The English department is now the place students go to learn to write research papers, and even this part is at risk, as various specialty disciplines have already begun to teach their own. The “art for art’s sake” attitude is in part responsible, for it denies the literary work its ideas, while “art for art’s sake” is an ideology, not an idea. In “The Meaning of a Literary Idea,” Trilling explains: “Whether we deal with syllogisms or poems, we deal with dialectic – with, that is, a developing series of statements.” In other words, what we have come to call “creative literature,” is no different in form than what we must now call “non-creative literature,” though of course there is no such thing: there is only one literature, all of it creative, and while literature may consist of various genres, such as fiction and non-fiction, poetry and drama, the impulse to further split non-fiction into creative or non-creative fiction can only have its source in funding disputes arising from the splitting of the discipline – for it can’t possibly have anything to do with reading, writing, or critical thinking. This is true because, as Trilling says, “The most elementary thing to observe is that literature is of its nature involved with ideas because it deals with man in society, which is to say that it deals with formulations, valuations, and decisions, some of them implicit, others explicit.”
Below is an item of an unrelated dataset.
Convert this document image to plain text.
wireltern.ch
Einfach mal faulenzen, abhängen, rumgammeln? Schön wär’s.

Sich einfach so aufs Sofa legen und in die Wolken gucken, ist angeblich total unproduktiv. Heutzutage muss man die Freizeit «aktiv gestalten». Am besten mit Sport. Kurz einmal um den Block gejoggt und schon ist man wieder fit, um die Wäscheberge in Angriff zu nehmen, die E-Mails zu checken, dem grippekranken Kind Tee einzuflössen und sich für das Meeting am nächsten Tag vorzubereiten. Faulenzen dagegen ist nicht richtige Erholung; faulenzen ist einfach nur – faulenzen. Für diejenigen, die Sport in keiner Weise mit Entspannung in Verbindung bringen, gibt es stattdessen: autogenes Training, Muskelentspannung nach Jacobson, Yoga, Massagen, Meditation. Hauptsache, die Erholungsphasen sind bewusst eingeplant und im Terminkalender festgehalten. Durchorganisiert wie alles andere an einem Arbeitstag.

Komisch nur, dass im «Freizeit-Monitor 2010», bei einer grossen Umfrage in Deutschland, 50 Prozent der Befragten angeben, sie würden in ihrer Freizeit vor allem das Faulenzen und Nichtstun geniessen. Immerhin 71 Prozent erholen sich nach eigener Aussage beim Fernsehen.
Ideas are organic; ideology is manufactured. Ideas are malleable; ideology is rigid: “Ideology is not the product of thought; it is the habit or the ritual of showing respect for certain formulas to which, for various reasons having to do with emotional safety, we have very strong ties of whose meaning and consequences in actuality we have no clear understanding.” And so in ideology, Trilling explains, we lose sight of this wholeness: “…an intimate relationship between literature and ideas, for in our culture ideas tend to deteriorate into ideology.” If Trilling could say that “poetry is a heuristic medium…a communication of knowledge,” then why do we feel compelled to divorce essays (personal or any other kind or name the latest textbook has invented) from research papers? The very idea of the research paper is essay turned ideology. We must either abolish the research paper or watch literature continue its slow demise toward extinction, an extinction of ideas.